Editor’s Note: Fr. Ben Daghir reflects on the stained-glass window of the Nativity scene at St. Catherine Church of Holy Spirit Parish in DuBois, Pa.
Our stained-glass window provides a valuable spiritual lesson. Notice the scene: dirty, lowly, muddy, messy, rough, and not the most welcoming place for the King of the Universe to rest his head.
There’s scum all over the ground. Animals are lying next to Jesus. Hay, dirt, mud, and animal waste are mixed in.
Yet, this is where Jesus rested during his first days after birth.
In many ways, the manger scene is reflective of the sinful soul. It’s reflective of my soul. I am a sinner. My soul can be like scum. My soul is like the ground on which the baby Jesus rested his head.
The point could not be clearer: Jesus can rest and will rest amid scum. In fact, He desires most to be with sinners.
Consider the Gospel of Luke when the Pharisees questioned why Jesus ate dinner with sinners. Jesus said, “It is not the healthy who need a doctor, but the sick” (Luke 5:39).

So many of us think that our minds and hearts are not suited to welcoming Jesus. We believe we are not good enough, not holy enough, not morally upright enough, not enough, etc. Yet, Jesus spent a tremendous amount of time with sinners, with the scum of 1st-century society.
This stained-glass window shows Jesus Christ resting his head amid scum as opposed to the pillow of a 1st-century palace.
Jesus can make do with scum. Jesus can turn it into his home. Jesus can transform a place of scum into the resting place of God. Jesus can transform a sinner into a saint.
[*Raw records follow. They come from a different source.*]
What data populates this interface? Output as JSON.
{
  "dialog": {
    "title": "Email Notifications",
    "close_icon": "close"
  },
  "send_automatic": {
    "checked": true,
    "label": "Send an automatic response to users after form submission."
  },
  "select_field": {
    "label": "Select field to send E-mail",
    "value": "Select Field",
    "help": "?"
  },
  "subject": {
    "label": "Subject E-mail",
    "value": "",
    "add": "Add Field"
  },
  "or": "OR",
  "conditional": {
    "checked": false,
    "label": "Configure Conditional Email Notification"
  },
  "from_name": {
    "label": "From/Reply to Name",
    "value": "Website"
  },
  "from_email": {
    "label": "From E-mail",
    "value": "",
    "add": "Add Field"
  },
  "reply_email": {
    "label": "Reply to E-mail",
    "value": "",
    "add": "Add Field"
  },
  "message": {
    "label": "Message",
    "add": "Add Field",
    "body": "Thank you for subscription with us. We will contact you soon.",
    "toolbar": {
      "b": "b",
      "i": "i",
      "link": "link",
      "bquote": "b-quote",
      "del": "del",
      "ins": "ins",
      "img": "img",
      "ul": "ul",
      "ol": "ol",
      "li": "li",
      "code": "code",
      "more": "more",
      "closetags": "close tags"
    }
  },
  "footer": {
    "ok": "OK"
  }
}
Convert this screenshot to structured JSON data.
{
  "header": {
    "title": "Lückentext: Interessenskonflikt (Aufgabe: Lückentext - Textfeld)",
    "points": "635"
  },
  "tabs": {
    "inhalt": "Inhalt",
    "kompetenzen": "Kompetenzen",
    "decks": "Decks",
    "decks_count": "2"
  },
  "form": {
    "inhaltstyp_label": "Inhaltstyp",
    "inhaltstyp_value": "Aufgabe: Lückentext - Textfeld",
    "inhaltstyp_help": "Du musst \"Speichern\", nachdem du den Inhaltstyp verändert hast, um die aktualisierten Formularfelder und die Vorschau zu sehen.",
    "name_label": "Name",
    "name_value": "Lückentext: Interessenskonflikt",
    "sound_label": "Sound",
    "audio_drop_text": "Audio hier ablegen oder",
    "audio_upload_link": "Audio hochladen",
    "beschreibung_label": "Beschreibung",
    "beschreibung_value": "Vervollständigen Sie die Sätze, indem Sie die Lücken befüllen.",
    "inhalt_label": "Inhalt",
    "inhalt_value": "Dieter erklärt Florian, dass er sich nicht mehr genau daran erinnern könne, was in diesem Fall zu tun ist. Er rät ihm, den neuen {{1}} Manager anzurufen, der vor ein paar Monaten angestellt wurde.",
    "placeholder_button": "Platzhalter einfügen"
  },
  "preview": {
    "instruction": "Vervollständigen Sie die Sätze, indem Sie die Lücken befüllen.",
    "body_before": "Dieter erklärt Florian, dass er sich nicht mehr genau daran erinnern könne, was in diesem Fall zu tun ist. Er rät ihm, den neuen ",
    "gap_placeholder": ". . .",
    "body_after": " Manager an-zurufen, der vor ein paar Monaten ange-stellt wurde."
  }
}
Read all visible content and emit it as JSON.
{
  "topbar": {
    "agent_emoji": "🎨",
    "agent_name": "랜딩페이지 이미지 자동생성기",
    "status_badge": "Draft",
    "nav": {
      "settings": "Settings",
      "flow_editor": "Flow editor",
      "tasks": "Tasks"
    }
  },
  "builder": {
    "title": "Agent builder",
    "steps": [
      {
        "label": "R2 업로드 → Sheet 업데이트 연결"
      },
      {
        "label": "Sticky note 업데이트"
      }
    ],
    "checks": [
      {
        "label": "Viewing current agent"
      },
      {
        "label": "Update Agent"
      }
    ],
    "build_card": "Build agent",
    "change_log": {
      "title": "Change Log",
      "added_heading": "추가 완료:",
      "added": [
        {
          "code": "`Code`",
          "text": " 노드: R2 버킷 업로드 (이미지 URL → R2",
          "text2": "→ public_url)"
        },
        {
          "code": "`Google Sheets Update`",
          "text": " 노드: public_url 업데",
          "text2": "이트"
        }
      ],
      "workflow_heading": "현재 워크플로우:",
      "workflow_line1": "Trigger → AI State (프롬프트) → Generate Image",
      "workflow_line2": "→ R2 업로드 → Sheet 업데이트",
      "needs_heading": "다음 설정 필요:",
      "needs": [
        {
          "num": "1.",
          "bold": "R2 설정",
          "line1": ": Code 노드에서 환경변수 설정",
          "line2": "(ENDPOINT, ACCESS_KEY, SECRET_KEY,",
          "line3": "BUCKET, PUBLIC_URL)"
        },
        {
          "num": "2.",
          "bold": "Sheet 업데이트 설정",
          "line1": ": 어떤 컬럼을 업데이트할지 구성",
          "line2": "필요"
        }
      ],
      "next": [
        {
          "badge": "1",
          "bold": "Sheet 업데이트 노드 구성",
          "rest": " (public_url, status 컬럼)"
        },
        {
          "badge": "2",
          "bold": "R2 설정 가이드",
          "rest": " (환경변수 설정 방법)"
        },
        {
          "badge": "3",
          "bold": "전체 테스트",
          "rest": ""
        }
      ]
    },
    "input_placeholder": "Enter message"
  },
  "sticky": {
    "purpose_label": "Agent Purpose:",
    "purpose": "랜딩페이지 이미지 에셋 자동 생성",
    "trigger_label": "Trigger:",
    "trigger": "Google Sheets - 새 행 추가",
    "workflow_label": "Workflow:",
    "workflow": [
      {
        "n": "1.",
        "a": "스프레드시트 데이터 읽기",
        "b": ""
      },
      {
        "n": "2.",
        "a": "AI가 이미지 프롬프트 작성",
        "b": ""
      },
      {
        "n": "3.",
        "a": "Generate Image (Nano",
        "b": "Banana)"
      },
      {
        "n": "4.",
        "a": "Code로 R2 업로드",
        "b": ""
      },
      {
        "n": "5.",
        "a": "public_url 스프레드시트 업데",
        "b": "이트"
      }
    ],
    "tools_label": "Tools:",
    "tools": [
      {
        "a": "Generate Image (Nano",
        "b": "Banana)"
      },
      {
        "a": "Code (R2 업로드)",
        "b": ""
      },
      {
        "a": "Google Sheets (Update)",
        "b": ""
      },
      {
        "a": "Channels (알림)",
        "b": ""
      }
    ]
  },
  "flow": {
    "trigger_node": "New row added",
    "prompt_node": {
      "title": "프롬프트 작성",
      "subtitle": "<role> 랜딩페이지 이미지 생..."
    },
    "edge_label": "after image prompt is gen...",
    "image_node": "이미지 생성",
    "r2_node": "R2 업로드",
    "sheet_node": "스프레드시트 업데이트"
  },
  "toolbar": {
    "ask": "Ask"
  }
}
How often do we think that we must be perfect and spotless? Of course, the goal is for our souls to be “whiter than snow” and for us to be “perfect, just as our Heavenly Father is perfect.” But do we think this happens before Jesus arrives?
The spiritual life, much like the scene in this stained-glass window, is messy, muddy, often disorganized, and there’s scum involved. Jesus enters into all of this and seeks to transform it.
Take another look at the scene in the stained-glass window.
I encourage us to look closely at Jesus, the Virgin Mary, and St. Joseph. I encourage us to do so for long periods of time.
But I also encourage you to take a closer look at the scum in the window. Look at the dirt. Look at the mud. Look at what the animals leave on the ground.
Jesus still rests his head in all of it. Jesus desires to enter into the dirt, into the mud, and into the scum.
Quite beautifully, the stained-glass window has open space. The artist brilliantly left space in the scene. There’s room amid all of the scum. Jesus wants more sinners to be near him.
Our souls are depicted in this marvelous stained-glass window. Jesus can rest his head in the stench and the scum. He doesn’t run away from it.
Jesus desires to enter into our lives. Of course, this means allowing Him to rest His head on our gifts and talents, as well as our sins and weaknesses.